The assumption here is that you are on an untrusted WiFi connection and that you are concerned that either the access point is malicious or another malicious party is actively connected to the network and listening to and manipulating traffic.
In this case the website you opened might be completely different from the one you requested - the attacker may have redirected you to a third party server which responds with a fake copy of the website, or have simply altered the response from the website whilst it was in transit to you.
When your computer requests a website using a domain name like webroot.com it connects to a server called a DNS (Domain Name System) and asks it for an address (called an IP address - something like 66.35.53.194) where the computer can request content from that website. The IP address is then used to make a connection to the website's server and request the page you were looking for. This is not unlike looking up the phone number for a business in the Yellow Pages, you are trusting the Yellow Pages to give the correct phone number and not one for - say - a rival.
If a malicious party either owns or is intercepting traffic on the network then one possible attack is simply to respond with a fake address and simply misdirect your browser to talking to a server that isn't owned by the website.
DNS historically hasn't been encrypted in the same way as websites with HTTPS, although there are new standards designed to do exactly this which are slowly being implemented by a small number of providers.
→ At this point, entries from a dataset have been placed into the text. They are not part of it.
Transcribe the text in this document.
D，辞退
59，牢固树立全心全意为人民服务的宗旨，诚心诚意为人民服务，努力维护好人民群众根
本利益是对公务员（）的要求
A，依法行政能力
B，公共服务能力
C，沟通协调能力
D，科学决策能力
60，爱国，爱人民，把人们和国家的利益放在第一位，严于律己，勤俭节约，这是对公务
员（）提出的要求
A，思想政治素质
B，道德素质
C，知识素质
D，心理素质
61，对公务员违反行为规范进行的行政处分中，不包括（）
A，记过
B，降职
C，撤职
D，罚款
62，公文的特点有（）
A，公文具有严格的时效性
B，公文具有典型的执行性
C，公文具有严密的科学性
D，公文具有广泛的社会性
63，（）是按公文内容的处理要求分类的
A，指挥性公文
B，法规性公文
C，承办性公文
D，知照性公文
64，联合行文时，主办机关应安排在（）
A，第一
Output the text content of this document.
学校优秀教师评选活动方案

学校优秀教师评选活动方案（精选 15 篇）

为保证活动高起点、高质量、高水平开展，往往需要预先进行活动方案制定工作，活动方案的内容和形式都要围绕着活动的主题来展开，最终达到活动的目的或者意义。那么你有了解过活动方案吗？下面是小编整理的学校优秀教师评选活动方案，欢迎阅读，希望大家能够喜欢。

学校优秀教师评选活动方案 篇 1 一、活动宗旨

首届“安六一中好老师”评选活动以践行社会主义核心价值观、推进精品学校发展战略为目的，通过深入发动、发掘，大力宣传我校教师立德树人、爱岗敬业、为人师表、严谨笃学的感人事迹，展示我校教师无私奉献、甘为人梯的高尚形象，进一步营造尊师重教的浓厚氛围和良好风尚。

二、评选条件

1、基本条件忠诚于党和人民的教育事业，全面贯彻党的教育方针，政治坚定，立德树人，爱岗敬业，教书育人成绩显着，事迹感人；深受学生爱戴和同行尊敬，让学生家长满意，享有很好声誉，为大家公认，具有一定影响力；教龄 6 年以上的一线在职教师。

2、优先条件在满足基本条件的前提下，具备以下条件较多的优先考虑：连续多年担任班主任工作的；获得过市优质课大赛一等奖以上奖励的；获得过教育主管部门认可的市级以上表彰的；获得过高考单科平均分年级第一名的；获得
Chrome and Firefox are talking about enabling encrypted DNS using a third party provider (Google and Cloudflare respectively) by default, much to the chagrin of ISPs and Governments who currently use DNS filtering to block adult and other illegal or undesirable websites on their websites.
In general computers will be given the address of a DNS server as part of the process of connecting to a new network, and will use that unless told otherwise. This puts a potential attacker in charge of your DNS.
Assuming that you have implemented encrypted DNS either by manually setting your computer to use encrypted servers (and your operating system supports this) or by using a browser which is configured to do this for you then the attacker can still intercept and change the traffic to and from the website unless you explicitly visit a HTTPS version of the webpage. This is because HTTPS was added as a standard after HTTP - and even today not all websites support HTTPS - so HTTP is the default unless overwise specified.
In other words, if you simply type "webroot.com", "google.com", "facebook.com" in your browser then the browser must usually first make a unencrypted connection to that server - which would usually then be redirected to a secure version by the website when it responds. This hop is vunerable to something called SSL strip - where the attacker intercepts the unencrypted request and either proxies the secure connection or returns a fake response as in the DNS example.
This can be mitigated by a technology called HSTS which means that if you've ever visited a website in the same browser before, the website can return a piece of data called a header which instructs the browser to only ever visit the website using HTTPS in the future. Many large websites like Facebook and Google implement HSTS so if you have visited the site using that browser on the computer before, and the browser supports HSTS then conceptually your browser should automatically upgrade a request like "google.com" to use HTTPS. Some large website domains are also on lists distributed with browsers that will force the browser to connect over HTTPS even if you have never visited it in that browser before.
Browsers and standards are improving to mitigate the risks of browsing on untrusted networks but unless you thoroughly understand the standards involved and are extremely careful to only visit sites using encrypted DNS and ensuring that you always use a HTTPS address it is safer to simply connect to the VPN before opening your browser.